I modeled this plane in Hexagon, satisfied with the overall look on it. But then comes the part in putting on the texture and materials. Mainly I build objects to bring into Poser. Simpler things like furniture or basic props aren't too bad to finish out and applying the materials in the material room gives a good basic look. But... when you get into a larger more complex object say like a car or plane things seemingly get a little trickier and slapping on a material just doesn't quite seal the deal like you can on a more basic object.

In this particular model the fuselage and the wings are one form. The engines are another form. Would you instead of making one model have created several separate pieces and brought them in together? Would you use a bunch of seams on the fuselage to unfold it as one whole piece? Maybe use shading domains to break out separate smaller UV maps?

plane.png
738 x 786 - 50K

Comments

  • RoygeeRoygee Posts: 2,247
    edited December 1969

    I take it that the engines and props aren't attached to the wings?

    What I would do is cut seams where the wings and tail-planes are attached to the fuselage, then cut horizontal seams around each.
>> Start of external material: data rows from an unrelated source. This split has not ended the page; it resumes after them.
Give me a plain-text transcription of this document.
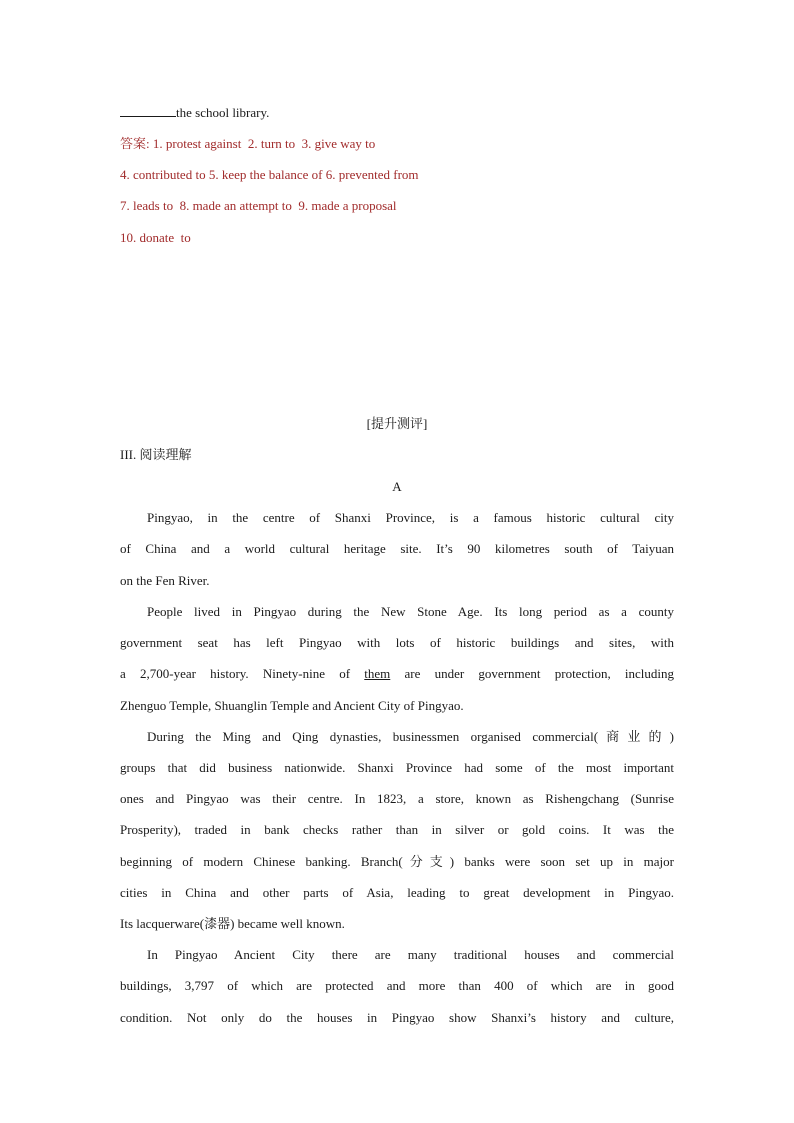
the school library.
答案: 1. protest against  2. turn to  3. give way to
4. contributed to 5. keep the balance of 6. prevented from
7. leads to  8. made an attempt to  9. made a proposal
10. donate  to
[提升测评]
III. 阅读理解
A
Pingyao, in the centre of Shanxi Province, is a famous historic cultural city
of China and a world cultural heritage site. It’s 90 kilometres south of Taiyuan
on the Fen River.
People lived in Pingyao during the New Stone Age. Its long period as a county
government seat has left Pingyao with lots of historic buildings and sites, with
a 2,700-year history. Ninety-nine of them are under government protection, including
Zhenguo Temple, Shuanglin Temple and Ancient City of Pingyao.
During the Ming and Qing dynasties, businessmen organised commercial(商业的)
groups that did business nationwide. Shanxi Province had some of the most important
ones and Pingyao was their centre. In 1823, a store, known as Rishengchang (Sunrise
Prosperity), traded in bank checks rather than in silver or gold coins. It was the
beginning of modern Chinese banking. Branch(分支) banks were soon set up in major
cities in China and other parts of Asia, leading to great development in Pingyao.
Its lacquerware(漆器) became well known.
In Pingyao Ancient City there are many traditional houses and commercial
buildings, 3,797 of which are protected and more than 400 of which are in good
condition. Not only do the houses in Pingyao show Shanxi’s history and culture,
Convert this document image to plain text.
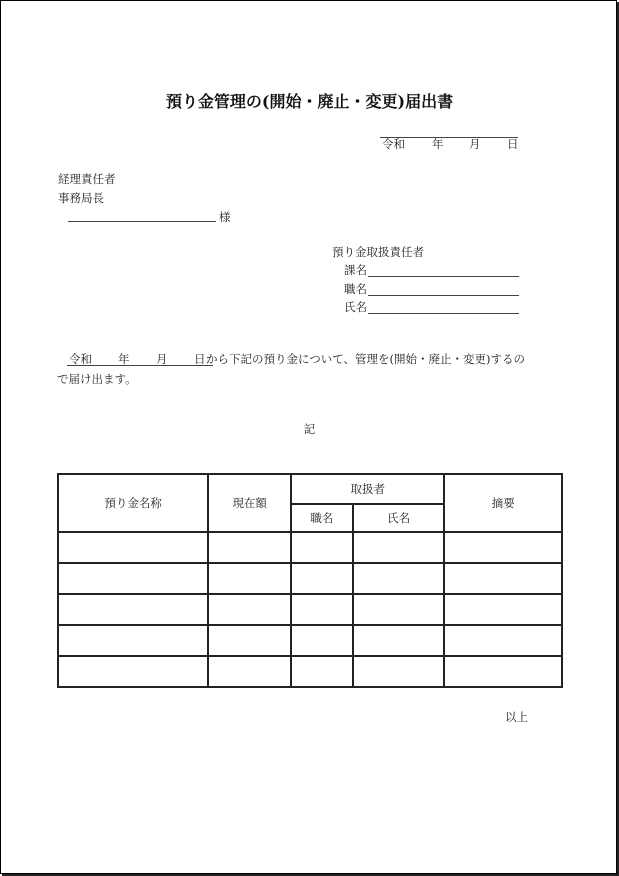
預り金管理の(開始・廃止・変更)届出書
令和 年 月 日
経理責任者
事務局長
様
預り金取扱責任者
課名
職名
氏名
令和 年 月 日 から下記の預り金について、管理を(開始・廃止・変更)するの
で届け出ます。
記
預り金名称	現在額	取扱者		摘要
		職名	氏名	

以上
Cut a seam around the window, then a seam along the underside of the fuselage, front to back. You'd need to pin the fuselage to get good unfold.

    For repeating objects like the engines and propellers, I'd keep one, delete the rest. UV map the one, then copy it - that way you only need to do the job once.
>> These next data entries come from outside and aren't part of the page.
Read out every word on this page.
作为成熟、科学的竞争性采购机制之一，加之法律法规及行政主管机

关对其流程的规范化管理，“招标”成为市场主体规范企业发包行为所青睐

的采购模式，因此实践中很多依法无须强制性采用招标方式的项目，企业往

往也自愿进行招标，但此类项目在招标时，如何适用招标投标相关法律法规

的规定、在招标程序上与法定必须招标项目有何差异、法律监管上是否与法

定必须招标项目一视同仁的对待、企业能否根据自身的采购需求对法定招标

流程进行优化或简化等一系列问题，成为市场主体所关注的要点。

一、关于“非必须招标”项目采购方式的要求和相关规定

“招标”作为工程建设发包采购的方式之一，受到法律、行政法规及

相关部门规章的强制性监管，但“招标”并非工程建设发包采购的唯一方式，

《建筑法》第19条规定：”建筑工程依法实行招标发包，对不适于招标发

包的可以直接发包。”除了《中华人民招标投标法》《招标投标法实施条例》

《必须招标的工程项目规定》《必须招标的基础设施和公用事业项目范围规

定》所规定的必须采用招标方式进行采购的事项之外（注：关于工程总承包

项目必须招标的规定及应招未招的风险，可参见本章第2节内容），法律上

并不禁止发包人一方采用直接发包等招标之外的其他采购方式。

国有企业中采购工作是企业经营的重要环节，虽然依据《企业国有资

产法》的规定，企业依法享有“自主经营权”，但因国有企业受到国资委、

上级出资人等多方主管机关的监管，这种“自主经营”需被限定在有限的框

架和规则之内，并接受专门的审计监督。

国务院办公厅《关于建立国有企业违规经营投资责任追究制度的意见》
    You can do the shading domain unwrap, but that only works with projection mapping, not with cutting seams. To do this, you'd make two shading domains for each wing - one top and one bottom and use planar mapping. You may be able to get away with doing a cylindrical projection on the fuselage.

    You would get better results doing a proper unwrap using seams, rather than projection.
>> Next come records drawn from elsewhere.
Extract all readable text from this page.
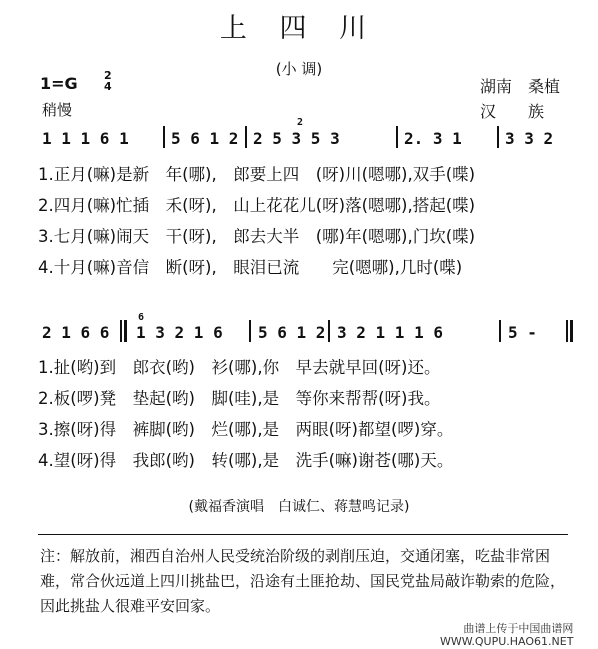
上 四 川
(小 调)
1=G 2
4
稍慢
湖南　桑植
汉　　族
1 1 1 6 1	5 6 1 2 2 5 3 5 3
2
2. 3 1	3 3 2
1.正月(嘛)是新　年(哪),　郎要上四　(呀)川(嗯哪),双手(喋)
2.四月(嘛)忙插　禾(呀),　山上花花儿(呀)落(嗯哪),搭起(喋)
3.七月(嘛)闹天　干(呀),　郎去大半　(哪)年(嗯哪),门坎(喋)
4.十月(嘛)音信　断(呀),　眼泪已流　　完(嗯哪),几时(喋)
2 1 6 6
6
1 3 2 1 6 5 6 1 2 3 2 1 1 1 6	5 -
1.扯(哟)到　郎衣(哟)　衫(哪),你　早去就早回(呀)还。
2.板(啰)凳　垫起(哟)　脚(哇),是　等你来帮帮(呀)我。
3.擦(呀)得　裤脚(哟)　烂(哪),是　两眼(呀)都望(啰)穿。
4.望(呀)得　我郎(哟)　转(哪),是　洗手(嘛)谢苍(哪)天。
(戴福香演唱　白诚仁、蒋慧鸣记录)
注：解放前，湘西自治州人民受统治阶级的剥削压迫，交通闭塞，吃盐非常困难，常合伙远道上四川挑盐巴，沿途有土匪抢劫、国民党盐局敲诈勒索的危险，因此挑盐人很难平安回家。
曲谱上传于中国曲谱网
WWW.QUPU.HAO61.NET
  • greyhound66greyhound66 Posts: 0
    edited December 1969

    Thx Roygee!

    Yes the engines and the props weren't attached just grouped and then grouped with the fuselage. You brought up something that I was fuzzy on in that there is a difference between pinning and projection.... I had thought they were one and the same. Gives me some direction to go with. Definitely see the advantages of the seam method. Especially on objects like the fueselage which may have some similarities to say a cylinder but not quite and would cause some distortion. Very helpful info thanks much!

  • RoygeeRoygee Posts: 2,247
    edited December 1969

    Happy to have helped. Let us know how you get on - I just recently learned how Hex likes the pinning done and now humbly take back a lot of the bad things I've written about Hex's UV mapping capabilities over the years. It's actually not all that bad after all.